Overnight data shows that CTV’s broadcast of this year’s Oscars ceremony declined 18% from last year, almost equivalent to the stark drop south of the border.
According to preliminary overnight Numeris data provided to MiC by Bell Media, an average of 4.5 million people tuned in to the program, which aired Sunday at 8 p.m.
That’s approximately a one-million-viewer decline compared to last year’s overnights, which reported an AMA of 5.5 million Canadians. (After seven days, the Oscars were eventually confirmed at 5.8 million viewers).
This year’s ceremony had a peak audience of 5.6 million viewers during Allison Janey’s acceptance speech for her Best Supporting Actress award.
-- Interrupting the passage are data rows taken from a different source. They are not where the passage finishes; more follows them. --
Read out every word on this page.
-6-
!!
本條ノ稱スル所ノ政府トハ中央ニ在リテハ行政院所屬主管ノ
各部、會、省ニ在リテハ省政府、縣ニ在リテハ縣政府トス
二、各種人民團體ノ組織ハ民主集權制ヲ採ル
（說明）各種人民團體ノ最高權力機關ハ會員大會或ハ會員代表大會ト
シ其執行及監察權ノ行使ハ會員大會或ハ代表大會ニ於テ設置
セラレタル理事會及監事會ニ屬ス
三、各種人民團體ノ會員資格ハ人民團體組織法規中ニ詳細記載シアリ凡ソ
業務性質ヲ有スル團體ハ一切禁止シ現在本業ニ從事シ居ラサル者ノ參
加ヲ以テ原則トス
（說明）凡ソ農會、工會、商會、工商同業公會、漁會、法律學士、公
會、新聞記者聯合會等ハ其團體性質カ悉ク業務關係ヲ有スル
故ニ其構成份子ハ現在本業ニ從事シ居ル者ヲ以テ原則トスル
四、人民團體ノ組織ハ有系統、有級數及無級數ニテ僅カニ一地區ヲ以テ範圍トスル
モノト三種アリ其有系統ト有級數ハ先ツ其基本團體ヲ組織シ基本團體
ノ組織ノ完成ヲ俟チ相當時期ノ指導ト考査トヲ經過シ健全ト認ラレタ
A representative for Bell Media has also said that according to Numeris, the ceremony was the most-watched entertainment broadcast of the year.
In the U.S., ratings reached record lows where longtime broadcaster ABC aired the four-hour program a half-hour earlier than normal in a bid to draw audiences in at 8 p.m. EST.
Only 26.5 million American viewers watched the program Sunday night, a 20% decline from last year. The previous low-water mark for the modern telecast was in 2008, when only 32 million tuned in for the first award broadcast after the Hollywood writers’ strike.
While the Oscars’ falling ratings in the U.S. have been a trending topic for several years (American ratings have fallen every year since 2014), last year’s Canadian broadcast showed that audiences in this country stayed loyal. The 2017 ceremony saw a 1% bump over 2016.